David Johansen, the wiry, gravelly-voiced singer and last surviving member of the glam and protopunk band the New York Dolls who later performed as his campy, pompadoured alter ego, Buster Poindexter, has died at age 75, per the AP. Johansen died Friday at his home in New York City, according to Rolling Stone, citing a family spokesperson. It was revealed in early 2025 that he had stage 4 cancer and a brain tumor. The New York Dolls were forerunners of punk, and the band's style—teased hair, women's clothes, and lots of makeup—inspired the glam movement that took up residence in heavy metal a decade later in bands like Faster Pussycat and Mötley Crüe. (See them perform here.)
"When you're an artist, the main thing you want to do is inspire people, so if you succeed in doing that, it's pretty gratifying," Johansen told the Knoxville News-Sentinel in 2011. Rolling Stone once called the Dolls "the mutant children of the hydrogen age," and Vogue called them the "darlings of downtown style, tarted-up toughs in boas and heels." "The New York Dolls were more than musicians; they were a phenomenon.
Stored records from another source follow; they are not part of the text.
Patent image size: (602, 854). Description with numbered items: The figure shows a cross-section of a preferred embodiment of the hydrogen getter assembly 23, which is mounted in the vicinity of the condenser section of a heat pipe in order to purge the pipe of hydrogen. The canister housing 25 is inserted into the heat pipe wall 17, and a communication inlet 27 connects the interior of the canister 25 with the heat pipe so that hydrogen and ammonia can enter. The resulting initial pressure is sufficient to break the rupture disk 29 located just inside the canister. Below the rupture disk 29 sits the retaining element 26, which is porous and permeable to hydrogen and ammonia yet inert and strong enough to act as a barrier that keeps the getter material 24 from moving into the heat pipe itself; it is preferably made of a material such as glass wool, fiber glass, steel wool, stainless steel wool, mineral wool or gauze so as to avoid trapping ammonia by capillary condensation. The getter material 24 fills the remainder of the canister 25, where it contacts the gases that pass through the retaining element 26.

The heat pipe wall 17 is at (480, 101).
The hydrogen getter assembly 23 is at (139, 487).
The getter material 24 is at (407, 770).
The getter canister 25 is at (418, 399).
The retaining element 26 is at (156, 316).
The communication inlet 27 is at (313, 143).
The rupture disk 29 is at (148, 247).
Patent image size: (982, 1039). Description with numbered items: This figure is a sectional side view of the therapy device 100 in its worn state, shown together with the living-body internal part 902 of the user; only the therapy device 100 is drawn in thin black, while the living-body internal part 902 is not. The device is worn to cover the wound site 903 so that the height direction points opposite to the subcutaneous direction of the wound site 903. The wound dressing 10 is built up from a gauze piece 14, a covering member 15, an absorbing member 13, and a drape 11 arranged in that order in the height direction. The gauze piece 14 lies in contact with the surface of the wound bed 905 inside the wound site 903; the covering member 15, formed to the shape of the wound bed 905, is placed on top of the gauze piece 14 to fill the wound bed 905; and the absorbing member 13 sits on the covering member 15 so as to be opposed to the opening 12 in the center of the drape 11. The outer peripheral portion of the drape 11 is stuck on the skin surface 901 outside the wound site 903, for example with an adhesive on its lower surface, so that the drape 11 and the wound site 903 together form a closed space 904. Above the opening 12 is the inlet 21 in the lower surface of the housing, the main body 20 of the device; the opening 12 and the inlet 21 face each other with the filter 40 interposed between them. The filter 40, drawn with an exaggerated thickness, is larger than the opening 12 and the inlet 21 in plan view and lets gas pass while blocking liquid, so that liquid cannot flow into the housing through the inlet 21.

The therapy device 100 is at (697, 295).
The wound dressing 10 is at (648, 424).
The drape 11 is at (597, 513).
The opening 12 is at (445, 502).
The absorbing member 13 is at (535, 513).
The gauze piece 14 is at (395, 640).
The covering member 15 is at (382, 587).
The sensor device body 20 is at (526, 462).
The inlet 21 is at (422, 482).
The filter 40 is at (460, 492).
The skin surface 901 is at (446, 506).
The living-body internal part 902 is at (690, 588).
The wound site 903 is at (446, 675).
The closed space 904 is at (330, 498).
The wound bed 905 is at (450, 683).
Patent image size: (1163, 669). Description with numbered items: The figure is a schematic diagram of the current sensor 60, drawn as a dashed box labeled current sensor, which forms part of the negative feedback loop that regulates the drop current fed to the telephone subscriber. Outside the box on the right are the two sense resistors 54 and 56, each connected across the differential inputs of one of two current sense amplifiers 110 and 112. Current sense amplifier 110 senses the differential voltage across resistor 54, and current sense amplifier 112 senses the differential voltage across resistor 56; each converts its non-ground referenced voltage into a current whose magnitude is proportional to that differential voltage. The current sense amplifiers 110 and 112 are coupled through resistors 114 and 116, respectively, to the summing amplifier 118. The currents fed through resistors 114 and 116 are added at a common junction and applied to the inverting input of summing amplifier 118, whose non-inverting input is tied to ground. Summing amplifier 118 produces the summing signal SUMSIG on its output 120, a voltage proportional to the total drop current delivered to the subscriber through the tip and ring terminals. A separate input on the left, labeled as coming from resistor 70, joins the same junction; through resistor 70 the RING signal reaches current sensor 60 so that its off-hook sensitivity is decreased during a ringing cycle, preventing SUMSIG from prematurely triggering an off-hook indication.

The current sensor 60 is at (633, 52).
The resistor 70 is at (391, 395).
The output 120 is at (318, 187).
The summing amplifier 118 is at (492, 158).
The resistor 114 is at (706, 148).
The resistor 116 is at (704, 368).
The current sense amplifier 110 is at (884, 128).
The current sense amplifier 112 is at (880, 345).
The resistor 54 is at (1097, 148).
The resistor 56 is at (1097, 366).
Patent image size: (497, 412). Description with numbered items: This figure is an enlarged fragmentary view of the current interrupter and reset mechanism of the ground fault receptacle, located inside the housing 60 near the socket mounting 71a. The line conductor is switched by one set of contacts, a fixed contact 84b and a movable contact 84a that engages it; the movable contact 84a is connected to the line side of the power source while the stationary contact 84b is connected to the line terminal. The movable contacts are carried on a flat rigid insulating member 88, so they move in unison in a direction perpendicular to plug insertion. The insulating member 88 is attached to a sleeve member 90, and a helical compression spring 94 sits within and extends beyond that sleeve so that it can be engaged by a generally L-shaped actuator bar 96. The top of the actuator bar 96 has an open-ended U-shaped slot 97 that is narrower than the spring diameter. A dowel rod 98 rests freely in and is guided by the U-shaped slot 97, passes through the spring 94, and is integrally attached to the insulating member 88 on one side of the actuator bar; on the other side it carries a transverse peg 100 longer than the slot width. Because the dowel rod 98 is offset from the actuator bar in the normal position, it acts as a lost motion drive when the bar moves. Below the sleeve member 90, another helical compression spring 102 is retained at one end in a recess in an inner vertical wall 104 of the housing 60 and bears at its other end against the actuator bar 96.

They drew on old rock and roll, big-city blues, show tunes, the Rolling Stones, and girl groups, and that was just for starters," Bill Bentley wrote in Smithsonian Rock and Roll: Live and Unseen.
The band never found commercial success and was torn by internal strife and drug addictions, breaking up after two albums by the middle of the decade. In 2004, former Smiths frontman and Dolls admirer Morrissey convinced Johansen and other surviving members to regroup for the Meltdown Festival in England, leading to three more studio albums. In the '80s, Johansen assumed the persona of Buster Poindexter, a pompadour-styled lounge lizard who had a hit with the kitschy party single "Hot, Hot, Hot" in 1987. He also appeared in such movies as Candy Mountain, Let It Ride, Married to the Mob, and had a memorable turn as the Ghost of Christmas Past in Bill Murray hit Scrooged.